A primeira fase da Operação Lesa Pátria, no dia 20 de janeiro, prendeu cinco suspeitos de participação, incitação e financiamento nos atos golpistas. Entre eles 'Ramiro dos Caminhoneiros', Randolfo Antonio Dias, Renan Silva Sena e Soraia Baccio.

Na segunda etapa da força-tarefa, policiais prenderam, em Uberlândia (MG), o extremista Antônio Cláudio Alves Ferreira, filmado destruindo um relógio histórico no Palácio do Planalto.

A terceira fase da operação prendeu cinco pessoas, incluindo a idosa Maria de Fátima Mendonça, de 67 anos, que viralizou ao dizer em um vídeo que ia 'pegar o Xandão'. O sobrinho do ex-presidente Jair Bolsonaro, conhecido como Léo Índio, foi alvo de buscas na mesma etapa.
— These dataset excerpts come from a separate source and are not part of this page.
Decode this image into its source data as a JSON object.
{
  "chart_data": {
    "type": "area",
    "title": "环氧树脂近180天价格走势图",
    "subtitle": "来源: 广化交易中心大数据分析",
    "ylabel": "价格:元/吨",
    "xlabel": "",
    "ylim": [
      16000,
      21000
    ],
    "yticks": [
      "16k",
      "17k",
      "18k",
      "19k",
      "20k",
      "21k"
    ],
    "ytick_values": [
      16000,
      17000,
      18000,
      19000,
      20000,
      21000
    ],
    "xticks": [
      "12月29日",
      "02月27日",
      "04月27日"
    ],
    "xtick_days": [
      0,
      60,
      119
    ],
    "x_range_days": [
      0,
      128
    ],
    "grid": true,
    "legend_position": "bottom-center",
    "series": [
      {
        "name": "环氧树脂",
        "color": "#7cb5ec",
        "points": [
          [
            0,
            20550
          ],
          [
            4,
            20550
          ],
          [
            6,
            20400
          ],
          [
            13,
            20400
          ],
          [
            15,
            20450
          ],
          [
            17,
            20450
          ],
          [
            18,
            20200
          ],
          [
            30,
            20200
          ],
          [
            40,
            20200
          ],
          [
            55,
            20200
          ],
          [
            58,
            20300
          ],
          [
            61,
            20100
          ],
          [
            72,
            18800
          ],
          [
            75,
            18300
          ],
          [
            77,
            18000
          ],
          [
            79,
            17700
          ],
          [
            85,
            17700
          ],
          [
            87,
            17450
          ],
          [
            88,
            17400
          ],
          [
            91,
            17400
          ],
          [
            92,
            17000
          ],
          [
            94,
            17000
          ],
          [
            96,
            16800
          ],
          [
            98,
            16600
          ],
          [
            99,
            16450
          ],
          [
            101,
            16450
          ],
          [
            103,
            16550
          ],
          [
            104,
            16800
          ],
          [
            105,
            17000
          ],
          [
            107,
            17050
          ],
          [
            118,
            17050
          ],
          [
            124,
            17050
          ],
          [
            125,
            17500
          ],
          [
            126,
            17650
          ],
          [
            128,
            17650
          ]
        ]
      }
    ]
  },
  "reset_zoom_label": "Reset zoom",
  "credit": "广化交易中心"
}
No último dia 3, a PF abriu a quarta fase ostensiva da investigação e prendeu o empresário conhecido como Márcio Furacão, que se filmou ao participar da invasão ao Palácio do Planalto, e o sargento da Polícia Militar William Ferreira da Silva, conhecido como 'Homem do Tempo', que fez vídeos subindo a rampa do Congresso Nacional e dentro do STF.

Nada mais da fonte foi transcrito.